Approximately 250 Southern California education leaders attended the first Learn.Lead.Liberate conference, and there were 16 education leaders from San Bernardino County, representing the following schools: New Designs Charter, Provisional Accelerated Learning Charter Academy, Ontario Charter, Myers Elementary, Sierra High School, PAL Charter Academy.
Creating education environments that work to eliminate inequity and injustice for students, parents, and staff was the conference’s main focus. These local leaders discussed how to remove barriers to foster communities that support and honor BIPOC individuals through evidence-based educational practices that treat students’ differences and experiences outside of school as assets, so they can be valued and learn, regardless of socio-economic or ethnic background.
“The conference has been amazing, and the guest speakers are so knowledgeable on their areas”, said Dr. Shelley C-Bradford, Ethnic Social Diversity Lead & Teacher, Sierra High School, San Bernardino City Unified School District. “As our children change, we need to change with them; we can’t just stay the same. It’s important to keep our children engaged if we want them to learn the content and apply it to their life. Literacy means freedom.”
The 21st Century California School Leadership Academy (21CSLA) and the Los Angeles Education Partnership (LAEP) hosted the conference. LAEP is the Regional Academy providing 21CSLA programming in Imperial, Orange, Riverside, San Bernardino, and San Diego counties.
“Our aim is for this forum to bring these leaders together to network and share information about what is working in their communities,” said Michele Broadnax, President and CEO, Los Angeles Education Partnership. “We want to emphasize that these leaders don’t need to do this alone, as 21CSLA and LAEP are here to support them. We see and appreciate the dedication these educators have to this important work.”

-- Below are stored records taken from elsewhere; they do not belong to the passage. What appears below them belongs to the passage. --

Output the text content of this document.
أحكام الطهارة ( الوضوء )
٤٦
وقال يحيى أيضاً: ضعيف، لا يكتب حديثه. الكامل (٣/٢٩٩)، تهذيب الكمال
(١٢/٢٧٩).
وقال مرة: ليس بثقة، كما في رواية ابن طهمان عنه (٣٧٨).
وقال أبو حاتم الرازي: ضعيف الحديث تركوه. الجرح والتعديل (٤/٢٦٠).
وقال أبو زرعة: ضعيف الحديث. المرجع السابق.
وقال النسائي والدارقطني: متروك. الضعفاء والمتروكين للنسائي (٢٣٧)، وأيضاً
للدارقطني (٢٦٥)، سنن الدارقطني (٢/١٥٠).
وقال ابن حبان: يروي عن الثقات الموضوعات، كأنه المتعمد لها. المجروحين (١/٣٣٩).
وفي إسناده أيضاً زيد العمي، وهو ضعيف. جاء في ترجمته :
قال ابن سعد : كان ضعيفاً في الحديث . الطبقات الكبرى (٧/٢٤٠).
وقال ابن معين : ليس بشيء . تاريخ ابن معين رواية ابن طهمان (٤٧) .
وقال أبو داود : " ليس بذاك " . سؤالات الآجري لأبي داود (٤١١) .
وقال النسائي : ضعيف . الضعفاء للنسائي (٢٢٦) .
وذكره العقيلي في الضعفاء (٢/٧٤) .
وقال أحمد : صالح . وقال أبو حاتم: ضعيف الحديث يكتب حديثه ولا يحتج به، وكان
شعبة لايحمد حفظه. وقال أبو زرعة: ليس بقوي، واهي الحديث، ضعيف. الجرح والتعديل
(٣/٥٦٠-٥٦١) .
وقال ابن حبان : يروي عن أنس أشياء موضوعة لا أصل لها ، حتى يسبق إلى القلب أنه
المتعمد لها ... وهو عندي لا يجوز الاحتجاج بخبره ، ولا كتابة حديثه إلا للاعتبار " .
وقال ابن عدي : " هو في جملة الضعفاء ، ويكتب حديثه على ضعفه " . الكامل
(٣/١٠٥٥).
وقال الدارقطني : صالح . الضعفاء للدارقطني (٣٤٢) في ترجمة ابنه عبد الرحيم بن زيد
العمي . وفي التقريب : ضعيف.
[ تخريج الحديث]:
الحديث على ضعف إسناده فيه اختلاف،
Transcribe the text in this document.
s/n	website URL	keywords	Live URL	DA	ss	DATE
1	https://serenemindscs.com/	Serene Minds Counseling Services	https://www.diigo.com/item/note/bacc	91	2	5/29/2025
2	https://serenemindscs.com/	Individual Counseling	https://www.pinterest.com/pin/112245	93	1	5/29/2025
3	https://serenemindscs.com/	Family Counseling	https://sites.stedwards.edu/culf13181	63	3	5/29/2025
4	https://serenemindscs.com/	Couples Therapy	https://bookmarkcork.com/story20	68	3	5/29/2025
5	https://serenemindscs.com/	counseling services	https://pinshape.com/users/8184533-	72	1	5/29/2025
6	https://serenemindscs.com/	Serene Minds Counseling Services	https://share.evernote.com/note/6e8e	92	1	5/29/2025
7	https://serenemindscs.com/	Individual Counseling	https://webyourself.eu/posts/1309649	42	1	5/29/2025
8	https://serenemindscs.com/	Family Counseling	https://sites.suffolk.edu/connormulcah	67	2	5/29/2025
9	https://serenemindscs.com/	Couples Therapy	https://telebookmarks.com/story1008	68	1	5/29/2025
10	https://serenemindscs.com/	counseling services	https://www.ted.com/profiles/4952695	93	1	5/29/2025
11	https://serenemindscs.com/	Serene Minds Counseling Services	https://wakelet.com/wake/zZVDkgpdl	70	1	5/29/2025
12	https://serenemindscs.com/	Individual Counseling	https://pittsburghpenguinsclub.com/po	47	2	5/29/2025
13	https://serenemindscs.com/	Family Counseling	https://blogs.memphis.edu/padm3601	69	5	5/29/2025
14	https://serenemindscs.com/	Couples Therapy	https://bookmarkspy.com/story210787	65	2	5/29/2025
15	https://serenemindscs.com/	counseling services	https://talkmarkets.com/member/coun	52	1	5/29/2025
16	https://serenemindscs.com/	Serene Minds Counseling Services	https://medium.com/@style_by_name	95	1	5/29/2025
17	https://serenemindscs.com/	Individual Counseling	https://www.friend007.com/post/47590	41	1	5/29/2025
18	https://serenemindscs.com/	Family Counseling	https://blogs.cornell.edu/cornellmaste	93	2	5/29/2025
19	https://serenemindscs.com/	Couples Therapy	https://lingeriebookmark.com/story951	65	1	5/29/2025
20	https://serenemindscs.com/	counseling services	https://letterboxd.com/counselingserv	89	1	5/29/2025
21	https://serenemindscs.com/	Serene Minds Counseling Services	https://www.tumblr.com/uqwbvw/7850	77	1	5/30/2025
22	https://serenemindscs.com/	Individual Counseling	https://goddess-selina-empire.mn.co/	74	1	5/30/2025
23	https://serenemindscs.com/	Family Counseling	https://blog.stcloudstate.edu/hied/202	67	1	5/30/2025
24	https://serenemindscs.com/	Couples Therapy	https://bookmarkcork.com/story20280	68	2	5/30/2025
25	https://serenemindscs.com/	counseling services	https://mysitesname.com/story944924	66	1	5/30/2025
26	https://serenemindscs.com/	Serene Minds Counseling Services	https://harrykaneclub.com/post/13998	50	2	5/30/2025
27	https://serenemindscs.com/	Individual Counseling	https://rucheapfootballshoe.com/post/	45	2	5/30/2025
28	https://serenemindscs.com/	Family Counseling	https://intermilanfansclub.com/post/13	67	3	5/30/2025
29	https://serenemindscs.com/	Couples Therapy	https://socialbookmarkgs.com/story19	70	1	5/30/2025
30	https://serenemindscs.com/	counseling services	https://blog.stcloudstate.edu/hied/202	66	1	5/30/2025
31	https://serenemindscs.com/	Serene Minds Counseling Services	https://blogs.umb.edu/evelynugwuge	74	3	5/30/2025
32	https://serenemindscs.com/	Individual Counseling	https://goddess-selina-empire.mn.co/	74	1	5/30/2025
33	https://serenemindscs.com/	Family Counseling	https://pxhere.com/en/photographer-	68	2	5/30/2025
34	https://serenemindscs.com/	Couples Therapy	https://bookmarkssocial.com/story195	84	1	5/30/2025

Zaretta Hammond, author of Culturally Responsive Teaching and the Brain, gave the keynote address. She is a curriculum developer, consultant, and coach who has spent the past 15 years translating the latest research and teacher experiences on equity, literacy, and culturally responsive teaching into practical tools and strategies. Hammond started her career in the classroom, where she began to understand how important literacy was to equity, and how neuroscience and culture should inform our instructional practice.